The Achievement of Desire – Richard Rodriguez

                If there’s one thing I’ve learned from any cheesy television show, I learned on The Secret Life of the American Teenager that, “It’s all about acceptance – loving the imperfect makes us accept and love our own imperfections”. This quality, loving people for their imperfections, is what I feel Richard Rodriguez lacks. His eyes are closed to everything around him except one thing: his education.

                Rodriguez is lucky to come from a family where the work ethic is strong and push for knowledge is enforced. His parent’s do all that they can to send him to a great school, taught by nuns, in order to ensure that he will be more than another average person in the world. His mother, ever encouraging him to pursue education, loves how brilliant he is. From an early age everyone knew Rodriguez was very smart. Having only a small amount of schooling, his mother didn’t want to lose touch with her children as they became better in school and better at speaking English. She’d often ask Rodriguez, “what do you see in your books?” – a simple yet complex question. He may have replied in a variety of bored, enthusiastic, or pleasant answers, but instead he usually chose to ignore her. He was too young and ignorant to recognize that she was doing all she could to be a good mother and help her children be raised in America. While in grade school Rodriguez proudly announced that his teacher had told him he was beginning to lose all trace of a Spanish accent. His family was so shocked! I feel that this was the very first sign of how hard he was working to achieve the same level of education as his peers – even if it meant sacrificing his family and heritage. But is there such a need for the division of education and home life?

                The biggest mistake I think he made was trying to separate his life into sections. What he needed to learn is that you can have whatever you want, so long as you are willing to struggle for it. Things in life don’t come easy. I’m not sure how he never learned this – I mean, he was reading tons of books, going to school, was taught by nuns… He was obviously wasn’t focused one hundred percent of the time. I feel like this is one of those basic life lessons that is naturally learned. Things in life don’t come easy, but they do come to those who work hard.

                At the same time, I agree with how he handled things. Being young it’s difficult to connect with parents at times. Having a barrier such as language and level of education could be scary and so difficult it’s hard to even comprehend. Steve Jobs once said, “Your time is limited, so don’t waste it living someone else’s life, don’t be trapped by dogma — which is living with the results of other people’s thinking. Don’t let the noise of others’ opinions drown out your own inner voice. And most important – have the courage to follow your heart and intuition. They somehow already know what you truly want to become. Everything else is secondary.” So was the divide necessary? No. Was it a bad choice? No. In life we have many choices. Some are good, some are better, and some are the best. I don’t think people often make BAD choices they just don’t make the BEST choices possible.

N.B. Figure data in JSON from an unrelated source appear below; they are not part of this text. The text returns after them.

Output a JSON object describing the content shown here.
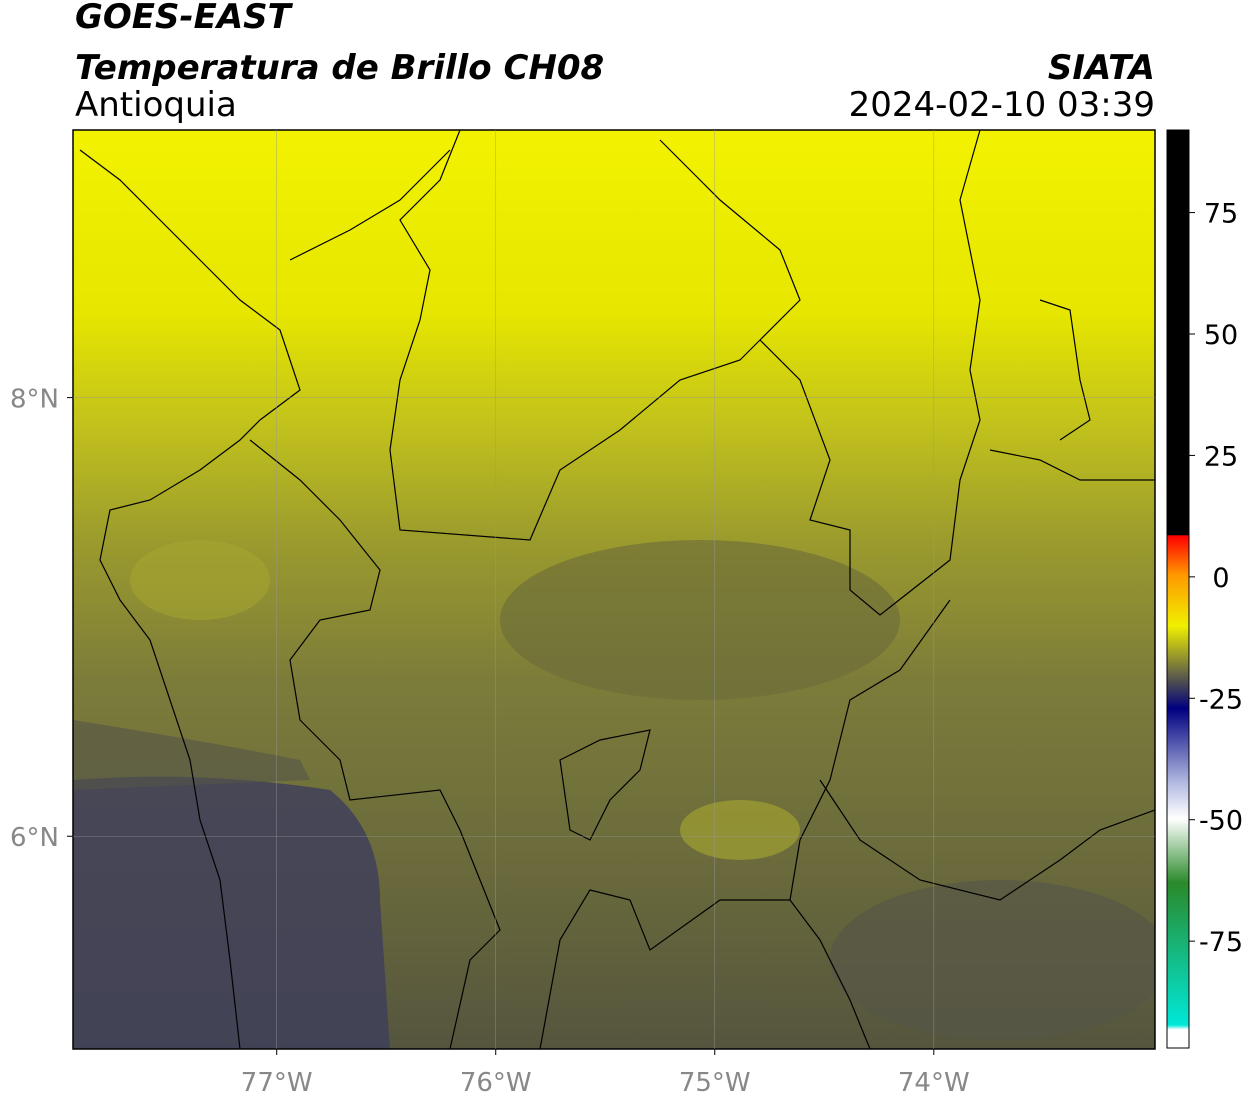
{
  "header": {
    "satellite": "GOES-EAST",
    "product": "Temperatura de Brillo CH08",
    "region": "Antioquia",
    "source": "SIATA",
    "datetime": "2024-02-10 03:39"
  },
  "map": {
    "xlim": [
      -77.93,
      -72.99
    ],
    "ylim": [
      5.03,
      9.22
    ],
    "xticks": [
      {
        "value": -77,
        "label": "77°W"
      },
      {
        "value": -76,
        "label": "76°W"
      },
      {
        "value": -75,
        "label": "75°W"
      },
      {
        "value": -74,
        "label": "74°W"
      }
    ],
    "yticks": [
      {
        "value": 8,
        "label": "8°N"
      },
      {
        "value": 6,
        "label": "6°N"
      }
    ],
    "grid": true
  },
  "colorbar": {
    "lim": [
      -97,
      92
    ],
    "ticks": [
      75,
      50,
      25,
      0,
      -25,
      -50,
      -75
    ]
  }
}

                “Whatever comes our way, whatever battle we have raging inside us, we always have a choice. It is the choices that make us who we are and we can always choose to do what is right” – wise words, stated by Peter Parker (A.K.A. Spiderman). Richard Rodriguez chose to be a ‘scholarship boy’. He could have chosen to be a scholarship boy who appreciated his parents, who enjoyed speaking Spanish in the home, who made time for family downtime. Instead, he became “that scholarship boy who must move between environments, his home and the classroom, which are at cultural extremes, opposed” (page 599). He goes on in the next few pages to say that “scholarship boy: good student, troubled son”, and that he “… intended to hurt my mother and father”. He was aware of his actions. He was aware of the situation. He was aware that he had control over whether or not he was happy at home. But for whatever reason, someone had stuck the idea in his head that his school life could not mix with his home life.

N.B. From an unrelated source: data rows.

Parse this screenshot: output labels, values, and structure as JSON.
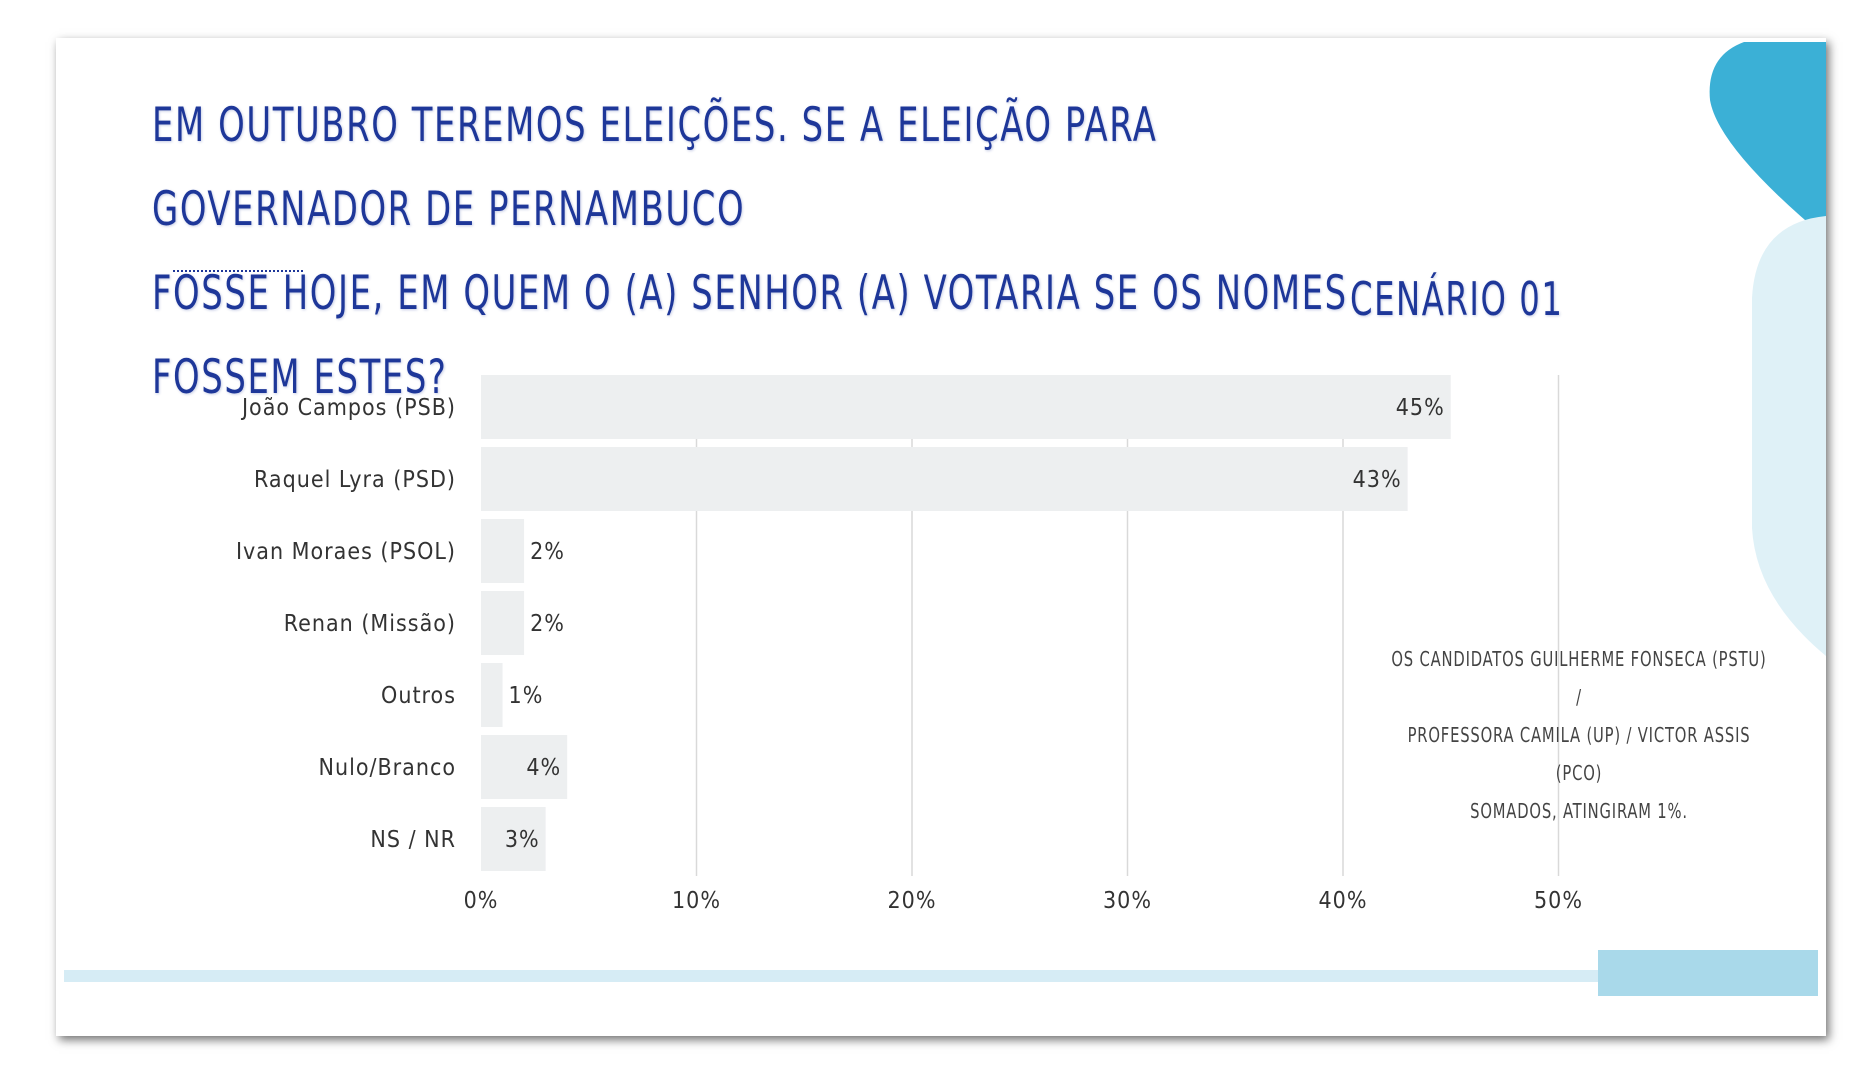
{
  "title_line1": "Em outubro teremos eleições. Se a eleição para governador de Pernambuco",
  "title_line2": "fosse hoje, em quem o (a) senhor (a) votaria se os nomes fossem estes?",
  "scenario": "CENÁRIO 01",
  "note_line1": "Os candidatos  Guilherme Fonseca (PSTU) /",
  "note_line2": "Professora Camila (UP) / Victor Assis (PCO)",
  "note_line3": "somados, atingiram 1%.",
  "colors": {
    "title": "#1e3799",
    "bar": "#edeff0",
    "grid": "#d9d9d9",
    "accent": "#3bb0d6",
    "accent_light": "#dff1f7"
  },
  "chart_data": {
    "type": "bar",
    "orientation": "horizontal",
    "categories": [
      "João Campos (PSB)",
      "Raquel Lyra (PSD)",
      "Ivan Moraes (PSOL)",
      "Renan (Missão)",
      "Outros",
      "Nulo/Branco",
      "NS / NR"
    ],
    "values": [
      45,
      43,
      2,
      2,
      1,
      4,
      3
    ],
    "value_labels": [
      "45%",
      "43%",
      "2%",
      "2%",
      "1%",
      "4%",
      "3%"
    ],
    "xticks": [
      0,
      10,
      20,
      30,
      40,
      50
    ],
    "xtick_labels": [
      "0%",
      "10%",
      "20%",
      "30%",
      "40%",
      "50%"
    ],
    "xlim": [
      0,
      50
    ],
    "grid": true
  }
}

                Personally, I don’t care just how smart he is. I think he’s a horrible person. While it may be easy to argue whether or not he made a good choice, you’ll always be able to argue that he could have made a better one. Honestly – what kind of person wants to live life without their family by their side? His parents were so proud of him! Which he promptly follows with “never betraying my sense of irony: I was not proud of my mother and father. I was embarrassed by their lack of education”. This is ridiculous! I feel like I’m stuck watching a dramatic soap opera, screaming at the television for the actors to do as I say, knowing my attempts are hopeless because they cannot hear me. If it weren’t for his parents, he wouldn’t even have the education that he does. How can he dismiss all of their work and sacrifice as if it were his God-given right for them to put their lives aside and focus on his? How did he become so selfish?

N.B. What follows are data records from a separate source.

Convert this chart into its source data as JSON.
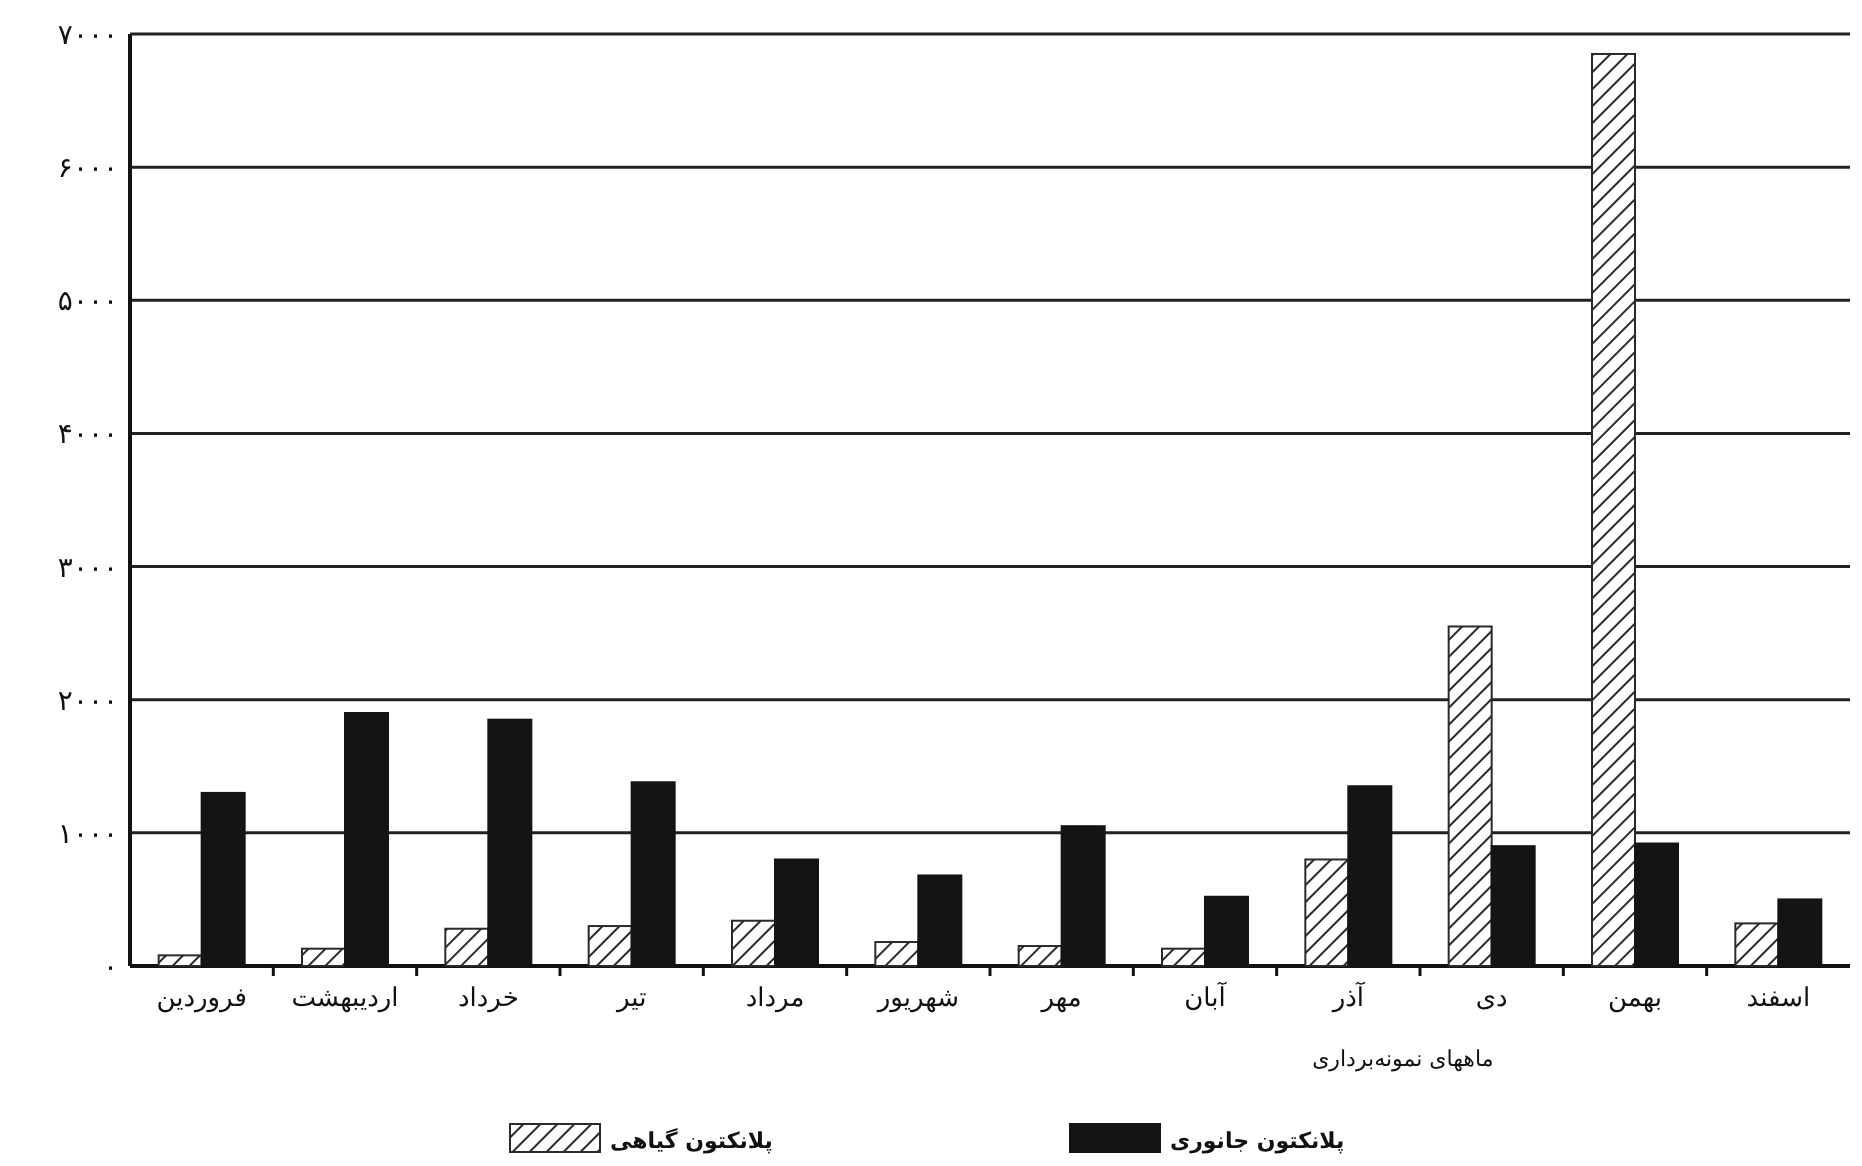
{
  "chart_data": {
    "type": "bar",
    "xlabel": "ماههای نمونه‌برداری",
    "categories": [
      "فروردین",
      "اردیبهشت",
      "خرداد",
      "تیر",
      "مرداد",
      "شهریور",
      "مهر",
      "آبان",
      "آذر",
      "دی",
      "بهمن",
      "اسفند"
    ],
    "series": [
      {
        "name": "پلانکتون گیاهی",
        "color": "#2a2a2a",
        "values": [
          80,
          130,
          280,
          300,
          340,
          180,
          150,
          130,
          800,
          2550,
          6850,
          320
        ]
      },
      {
        "name": "پلانکتون جانوری",
        "color": "#141414",
        "values": [
          1300,
          1900,
          1850,
          1380,
          800,
          680,
          1050,
          520,
          1350,
          900,
          920,
          500
        ]
      }
    ],
    "ylim": [
      0,
      7000
    ],
    "yticks": [
      {
        "value": 0,
        "label": "۰"
      },
      {
        "value": 1000,
        "label": "۱۰۰۰"
      },
      {
        "value": 2000,
        "label": "۲۰۰۰"
      },
      {
        "value": 3000,
        "label": "۳۰۰۰"
      },
      {
        "value": 4000,
        "label": "۴۰۰۰"
      },
      {
        "value": 5000,
        "label": "۵۰۰۰"
      },
      {
        "value": 6000,
        "label": "۶۰۰۰"
      },
      {
        "value": 7000,
        "label": "۷۰۰۰"
      }
    ],
    "grid": "y",
    "legend": "bottom"
  }
}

By the end of the essay Rodriguez himself even says that his departure to college is what made this family-school life separation apparent. This only solidifies what I stated earlier – he knew what kind of choices he was making. He wanted to hurt his family; he was consciously doing so. I just can’t figure out why. It’d have been so easy for him to simply acquire more patience; to act tender heartedly like his mother. If he had put the same kind of loving effort into his family relationship as he put passion into his studies, his childhood could have been wildly different.